Diffuse field is incorrect compensation for headphones. This is why O-W started developing their own compensation curve and added the bass enhancement. That extra bass is needed for several reasons. Not everyone, however, needs the same amount of extra bass. This is for several reasons such as age, gender, people listening at lower SPL (here is where equal loudness contours comes in) and preference or people have gotten used to an incorrect reference (speakers with a substantial room-induced) bass boost. O-W compensation lows compensation is based on this.
Pinna effects with DF correction are incorrect for headphones. Also corrections for speakers from in front of you are incorrect.
Also measuring at ones own eardrum is incorrect.
What one needs to know is what the actual driver produces. Not what a 'standard' Pinna and earcanal CHANGE and then subsequently use an incorrect 'correction' based on measurements that differ substantially from an actual headphone situation and then claim it should be done this or that way because a 'standard' tells them to.
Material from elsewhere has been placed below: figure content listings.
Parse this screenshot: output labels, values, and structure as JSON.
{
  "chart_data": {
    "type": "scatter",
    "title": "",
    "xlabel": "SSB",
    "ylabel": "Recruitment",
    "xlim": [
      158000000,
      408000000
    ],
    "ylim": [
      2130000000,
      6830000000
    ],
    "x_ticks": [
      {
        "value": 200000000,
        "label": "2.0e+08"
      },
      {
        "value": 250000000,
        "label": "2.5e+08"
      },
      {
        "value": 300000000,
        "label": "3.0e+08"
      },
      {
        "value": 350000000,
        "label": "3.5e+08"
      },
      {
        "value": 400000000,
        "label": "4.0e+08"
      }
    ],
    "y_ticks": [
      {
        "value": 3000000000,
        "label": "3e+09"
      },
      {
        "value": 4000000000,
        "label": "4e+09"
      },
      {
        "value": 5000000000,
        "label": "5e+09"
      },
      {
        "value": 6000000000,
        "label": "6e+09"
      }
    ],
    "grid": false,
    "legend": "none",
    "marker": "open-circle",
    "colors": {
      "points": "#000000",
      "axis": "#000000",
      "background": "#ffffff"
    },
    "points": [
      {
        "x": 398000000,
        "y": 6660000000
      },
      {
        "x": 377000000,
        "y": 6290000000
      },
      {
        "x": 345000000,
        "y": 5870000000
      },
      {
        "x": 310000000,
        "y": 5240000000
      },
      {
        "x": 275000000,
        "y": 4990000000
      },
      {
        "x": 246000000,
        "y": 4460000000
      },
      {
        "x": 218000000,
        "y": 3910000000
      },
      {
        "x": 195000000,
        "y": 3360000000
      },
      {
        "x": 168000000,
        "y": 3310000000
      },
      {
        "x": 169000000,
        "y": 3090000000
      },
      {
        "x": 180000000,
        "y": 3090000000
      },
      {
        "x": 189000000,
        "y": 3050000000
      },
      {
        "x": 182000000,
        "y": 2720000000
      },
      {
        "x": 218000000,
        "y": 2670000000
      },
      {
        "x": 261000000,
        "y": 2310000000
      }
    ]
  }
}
A standard is fine if one want to peer review and come to a similar 'result' when measuring acc. to a standard.
But what if the standard is 'off' because the used standard has is not obtained using a standard 'headphone' but based on multiple speakers with certain angles and distances that do not resemble anything like a headphone situation ?
If that were the correct method all headphones measured and EQ'ed would sound exactly the same and I guess we all know they don't.
Yeah, I know the HRTF is blamed because all Pinnae differ. Here is the thing though. When we hear a music (live or otherwise) we never hear it from the side of us. We always here it from in front of us and that's where the Pinna (HRTF in total actually) makes the most difference.
The FR is modified differently when coming from the sides.
Sound from the side is going directly into the ear canal, partially blocked by the Tragus. Look at ears from the side and some Tragus are totally blocking the ear canal and some only partially. This is driver size and diameter dependent as well.
This is where our friend Griesinger comes along and hands us a method where that actually is taken into account. Measurements won't.
With measurements you can (at least the way I measure) actually measure what comes from the driver.
One can argue what kind of 'correction' that needs. Measuring a driver through a bunch of narrow bandfilters (acc to a standard) and 'correcting' them partially with other 'standards' that have no relevance to mimic a headphone isn't exactly the way to go about it. When you want to know what the driver does, measure it's output at the same distance as an ear canal and use the same kind of damping around the microphone as the skin dies.
You are aware that Tyll, from day one because he got incorrect advise, had a completely wrong 'correction' in place. Headroom later made better 'corrections' available. The raw measurements can be used IF you know exactly how these should be compensated. His HATS requires different compensation from what O-W uses so you need to get an exact (and correct for headphones) compensation, which AFAIK, has never been made.
A year before he retired he played with his HATS at Harman to find out what compensation he actually needed.
However, he really didn't want to revisit all of his measurements and as so many 'old (and incorrect) ínfo was already out there he couldn't come up with very different, but correct, FR plots.
You can still use IF plots as comparisons between his measured headphones where you can compare to known (to the listener) headphones.
I believe Jaako uses Tyll's raw plots and applies a different correction. But as I already mentioned, a HATS is not really suited to measure headphones. They are fine for other applications for which the actual 'compensations' are designed.
About scales of plots:
I know there are standards for plots. However, these have too small dB scales which make them seem 'flatter' than they sound to me.
So, again against conventions and standards, made my own 'standard'. Just because I measure headphones for myself and to get correct EQ not so one can overlay with 'standards'.
I mean the bottom plot seems to be a lot 'better' than the one above it, doesn't it ?
But if I wanted to EQ to it the upper one tells me more about how it actually sounds and what compensation is needed. This, to me, is far more important than meeting a standard (which I don't consider a real standard)
For electronics and speakers things are different. Certainly for electronics the standards are holy for numerous reasons. Measuring headphones is still in its infancy so I feel it is only fair to make my own 'thing' which is no standard by lack of a real standard.
I mean, overlay ALL measurements of the same headphone made by different folks... they all differ and sometimes well over 10dB.
There is no REAL standard, there are some folks that bombarded something to a (their) standard. Its not the same as an actual standard.